Namun, Trump juga meningkatkan posisinya di beberapa wilayah yang mengejutkan. Pada tahun 2020, Joe Biden memiliki keunggulan 24 poin dengan pemilih di bawah 30 tahun. Kali ini, keunggulan itu menyusut menjadi hanya 11 poin. Meskipun secara nasional pemilih kulit hitam masih sangat mendukung Harris (85%), di Wisconsin, dukungan Trump di kalangan demografi tersebut lebih dari dua kali lipat, dari 8% pada tahun 2020 menjadi 22% dalam pemilu ini.

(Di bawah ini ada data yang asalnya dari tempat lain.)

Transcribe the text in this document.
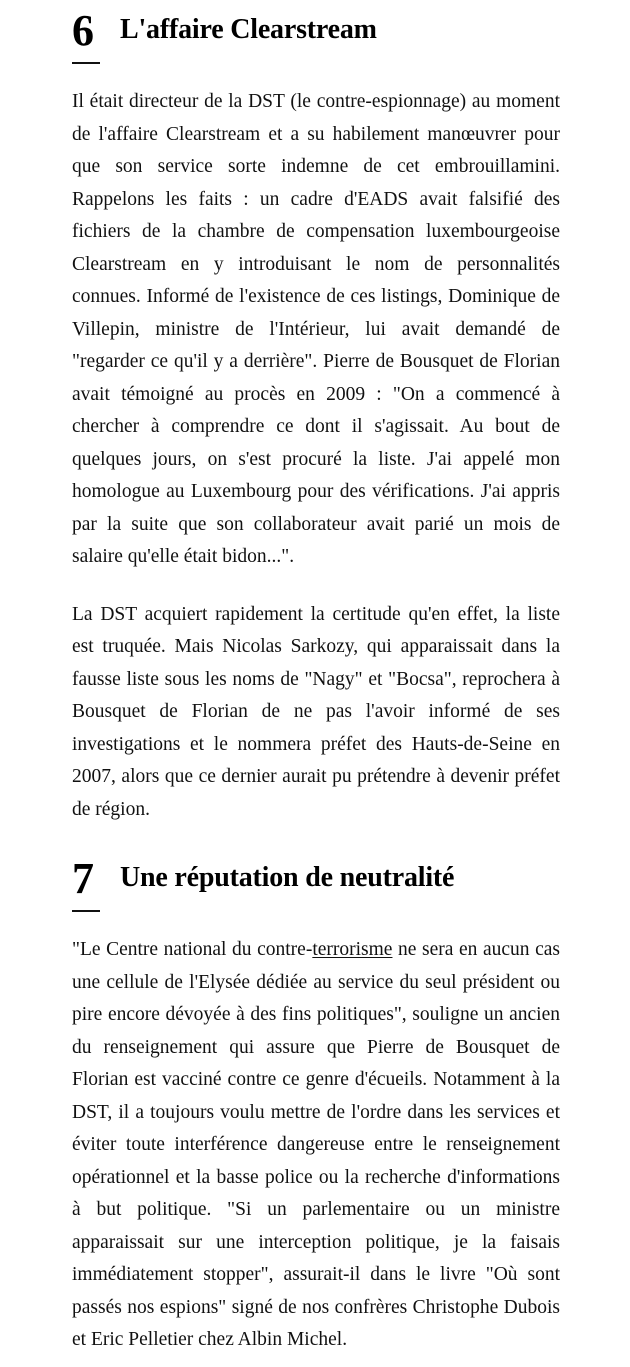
6 L'affaire Clearstream

Il était directeur de la DST (le contre-espionnage) au moment de l'affaire Clearstream et a su habilement manœuvrer pour que son service sorte indemne de cet embrouillamini. Rappelons les faits : un cadre d'EADS avait falsifié des fichiers de la chambre de compensation luxembourgeoise Clearstream en y introduisant le nom de personnalités connues. Informé de l'existence de ces listings, Dominique de Villepin, ministre de l'Intérieur, lui avait demandé de "regarder ce qu'il y a derrière". Pierre de Bousquet de Florian avait témoigné au procès en 2009 : "On a commencé à chercher à comprendre ce dont il s'agissait. Au bout de quelques jours, on s'est procuré la liste. J'ai appelé mon homologue au Luxembourg pour des vérifications. J'ai appris par la suite que son collaborateur avait parié un mois de salaire qu'elle était bidon...".

La DST acquiert rapidement la certitude qu'en effet, la liste est truquée. Mais Nicolas Sarkozy, qui apparaissait dans la fausse liste sous les noms de "Nagy" et "Bocsa", reprochera à Bousquet de Florian de ne pas l'avoir informé de ses investigations et le nommera préfet des Hauts-de-Seine en 2007, alors que ce dernier aurait pu prétendre à devenir préfet de région.

7 Une réputation de neutralité

"Le Centre national du contre-terrorisme ne sera en aucun cas une cellule de l'Elysée dédiée au service du seul président ou pire encore dévoyée à des fins politiques", souligne un ancien du renseignement qui assure que Pierre de Bousquet de Florian est vacciné contre ce genre d'écueils. Notamment à la DST, il a toujours voulu mettre de l'ordre dans les services et éviter toute interférence dangereuse entre le renseignement opérationnel et la basse police ou la recherche d'informations à but politique. "Si un parlementaire ou un ministre apparaissait sur une interception politique, je la faisais immédiatement stopper", assurait-il dans le livre "Où sont passés nos espions" signé de nos confrères Christophe Dubois et Eric Pelletier chez Albin Michel.
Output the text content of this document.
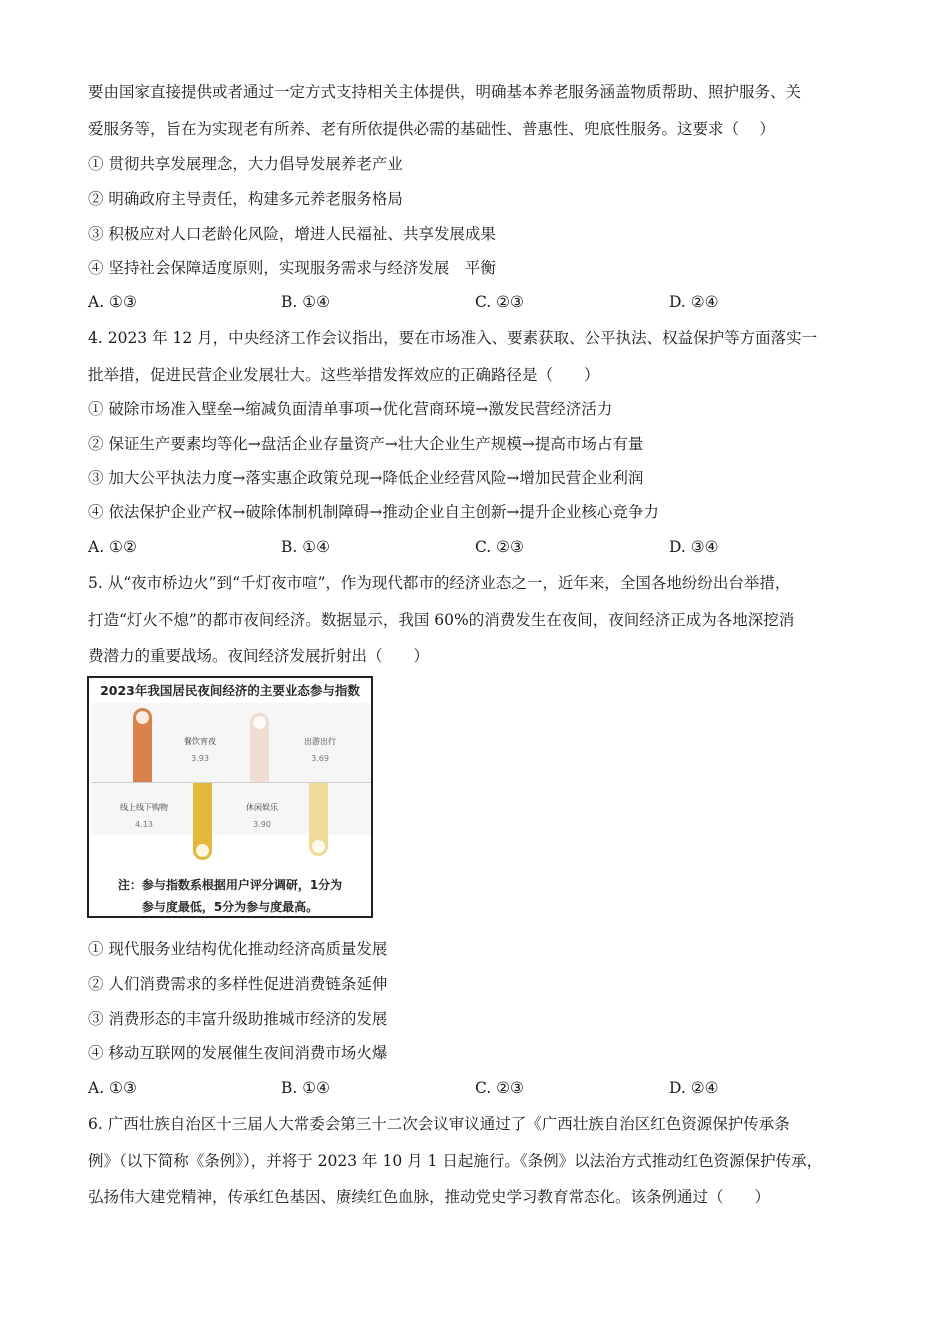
要由国家直接提供或者通过一定方式支持相关主体提供，明确基本养老服务涵盖物质帮助、照护服务、关
爱服务等，旨在为实现老有所养、老有所依提供必需的基础性、普惠性、兜底性服务。这要求（　 ）
① 贯彻共享发展理念，大力倡导发展养老产业
② 明确政府主导责任，构建多元养老服务格局
③ 积极应对人口老龄化风险，增进人民福祉、共享发展成果
④ 坚持社会保障适度原则，实现服务需求与经济发展　平衡
A. ①③	B. ①④	C. ②③	D. ②④
4. 2023 年 12 月，中央经济工作会议指出，要在市场准入、要素获取、公平执法、权益保护等方面落实一
批举措，促进民营企业发展壮大。这些举措发挥效应的正确路径是（　　）
① 破除市场准入壁垒→缩减负面清单事项→优化营商环境→激发民营经济活力
② 保证生产要素均等化→盘活企业存量资产→壮大企业生产规模→提高市场占有量
③ 加大公平执法力度→落实惠企政策兑现→降低企业经营风险→增加民营企业利润
④ 依法保护企业产权→破除体制机制障碍→推动企业自主创新→提升企业核心竞争力
A. ①②	B. ①④	C. ②③	D. ③④
5. 从“夜市桥边火”到“千灯夜市喧”，作为现代都市的经济业态之一，近年来，全国各地纷纷出台举措，
打造“灯火不熄”的都市夜间经济。数据显示，我国 60%的消费发生在夜间，夜间经济正成为各地深挖消
费潜力的重要战场。夜间经济发展折射出（　　）
2023年我国居民夜间经济的主要业态参与指数
线上线下购物
4.13
餐饮宵夜
3.93
休闲娱乐
3.90
出游出行
3.69
注：参与指数系根据用户评分调研，1分为
参与度最低，5分为参与度最高。
① 现代服务业结构优化推动经济高质量发展
② 人们消费需求的多样性促进消费链条延伸
③ 消费形态的丰富升级助推城市经济的发展
④ 移动互联网的发展催生夜间消费市场火爆
A. ①③	B. ①④	C. ②③	D. ②④
6. 广西壮族自治区十三届人大常委会第三十二次会议审议通过了《广西壮族自治区红色资源保护传承条
例》（以下简称《条例》），并将于 2023 年 10 月 1 日起施行。《条例》以法治方式推动红色资源保护传承，
弘扬伟大建党精神，传承红色基因、赓续红色血脉，推动党史学习教育常态化。该条例通过（　　）
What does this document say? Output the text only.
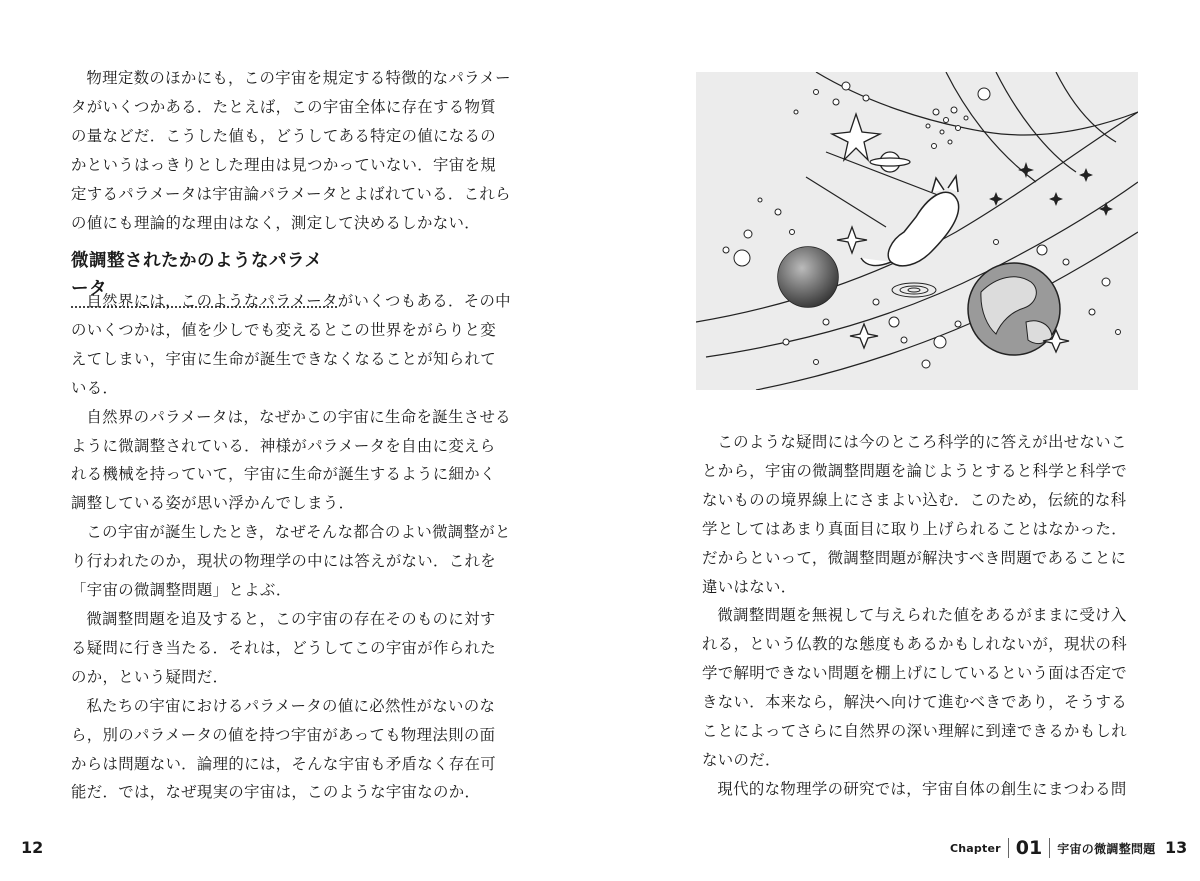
物理定数のほかにも，この宇宙を規定する特徴的なパラメータがいくつかある．たとえば，この宇宙全体に存在する物質の量などだ．こうした値も，どうしてある特定の値になるのかというはっきりとした理由は見つかっていない．宇宙を規定するパラメータは宇宙論パラメータとよばれている．これらの値にも理論的な理由はなく，測定して決めるしかない．

微調整されたかのようなパラメータ

自然界には，このようなパラメータがいくつもある．その中のいくつかは，値を少しでも変えるとこの世界をがらりと変えてしまい，宇宙に生命が誕生できなくなることが知られている．

自然界のパラメータは，なぜかこの宇宙に生命を誕生させるように微調整されている．神様がパラメータを自由に変えられる機械を持っていて，宇宙に生命が誕生するように細かく調整している姿が思い浮かんでしまう．

この宇宙が誕生したとき，なぜそんな都合のよい微調整がとり行われたのか，現状の物理学の中には答えがない．これを「宇宙の微調整問題」とよぶ．

微調整問題を追及すると，この宇宙の存在そのものに対する疑問に行き当たる．それは，どうしてこの宇宙が作られたのか，という疑問だ．

私たちの宇宙におけるパラメータの値に必然性がないのなら，別のパラメータの値を持つ宇宙があっても物理法則の面からは問題ない．論理的には，そんな宇宙も矛盾なく存在可能だ．では，なぜ現実の宇宙は，このような宇宙なのか．

12

このような疑問には今のところ科学的に答えが出せないことから，宇宙の微調整問題を論じようとすると科学と科学でないものの境界線上にさまよい込む．このため，伝統的な科学としてはあまり真面目に取り上げられることはなかった．だからといって，微調整問題が解決すべき問題であることに違いはない．

微調整問題を無視して与えられた値をあるがままに受け入れる，という仏教的な態度もあるかもしれないが，現状の科学で解明できない問題を棚上げにしているという面は否定できない．本来なら，解決へ向けて進むべきであり，そうすることによってさらに自然界の深い理解に到達できるかもしれないのだ．

現代的な物理学の研究では，宇宙自体の創生にまつわる問

Chapter 01 宇宙の微調整問題 13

Beberapa area pertarungan paling signifikan di Wisconsin adalah tiga kabupaten di sekitar Milwaukee yang dikenal sebagai kabupaten Wow – Waukesha, Ozaukee, dan Washington. Harris gagal meningkatkan secara signifikan bagian suara Biden di area suburban ini, sambil juga merosot di daerah pedesaan yang lebih putih yang didominasi oleh Trump.

Hasil awal juga menunjukkan bahwa Harris gagal mendapatkan sebanyak suara Biden di kota terbesar dan paling beragam di Wisconsin – Milwaukee. Michael Wagner, seorang profesor di University of Wisconsin-Madison, mengatakan upaya langsungnya kepada pemilih kelas pekerja mungkin tidak banyak berpengaruh mengingat iklim politik nasional.

Ted Dietzler memberikan suaranya di stasiun pemadam kebakaran di pinggiran kota kecil Waukesha. “Saya memilih Trump karena masalah perbatasan, ekonomi, dan tidak ada lagi perang,” katanya, sambil mengenakan topi Green Bay Packers. “Kami melihat perbedaan besar ketika Trump menjadi presiden,” tambah Dietzler, menambahkan bahwa dia tertarik pada pendekatan Trump terhadap mantan Demokrat seperti Robert F Kennedy Jr dan Tulsi Gabbard, yang keduanya tampaknya akan mendapatkan peran di pemerintahan Trump.

“Inflasi adalah masalah besar, dan saya tidak pikir Harris cukup memahaminya,” katanya. “Saya pikir kita semua akan lebih baik dengan kembalinya Trump.” Nahim Uddin, 34 tahun, mengatakan dia memilih Trump karena suku bunga tinggi. Pesan ekonomi nasional Trump berhasil menarik perhatian pemilih kelas pekerja di negara bagian Midwest Michigan juga.

Dengan hampir semua suara terhitung, Trump saat ini unggul di negara bagian yang kalah olehnya pada tahun 2020 sekitar 85.000 suara. Dia meningkatkan porsi suaranya di daerah pedesaan serta di Macomb County, rumah bagi banyak pemilih kelas pekerja di pinggiran kota Detroit.

Salah satu di antaranya, Nahim Uddin, seorang sopir pengiriman dan mantan pekerja pabrik mobil Ford, memberikan suaranya kepada Trump karena dia mengatakan mantan presiden itu akan menurunkan harga. “Saya pergi membeli mobil – suku bunga melesat tinggi,” kata pria 34 tahun itu. “Itulah sebabnya saya memilihnya.” Hal yang sama berlaku untuk Yian Yian Shein, seorang pemilik usaha kecil di kota Warren, yang mengatakan Trump akan menurunkan pajak penghasilan dan membantu orang-orang seperti dia.

Partai Demokrat mencoba menyesuaikan pesan ekonominya di Michigan, mempromosikan investasi mereka dalam pembuatan mobil listrik sambil mengamankan dukungan dari presiden United Automobile Workers Shawn Fain, yang sering kali mengkritik Trump. Namun, Partai Republik mampu “menetralkan” pesan tersebut dengan argumen bahwa transisi ke kendaraan listrik akan berdampak pada hilangnya lapangan kerja, menurut profesor Michigan State University Matt Grossmann.

Pada akhirnya, hal yang merugikan Demokrat di kalangan pemilih kelas pekerja dari berbagai kelompok demografi adalah persepsi bahwa mereka bertanggung jawab atas harga tinggi dan anggaran yang terkikis. “Secara keseluruhan, pemilih merasa sakit ekonomi karena periode inflasi pasca-Covid, dan mereka menyalahkan Biden dan Harris,” kata profesor University of Michigan Jonathan Hanson.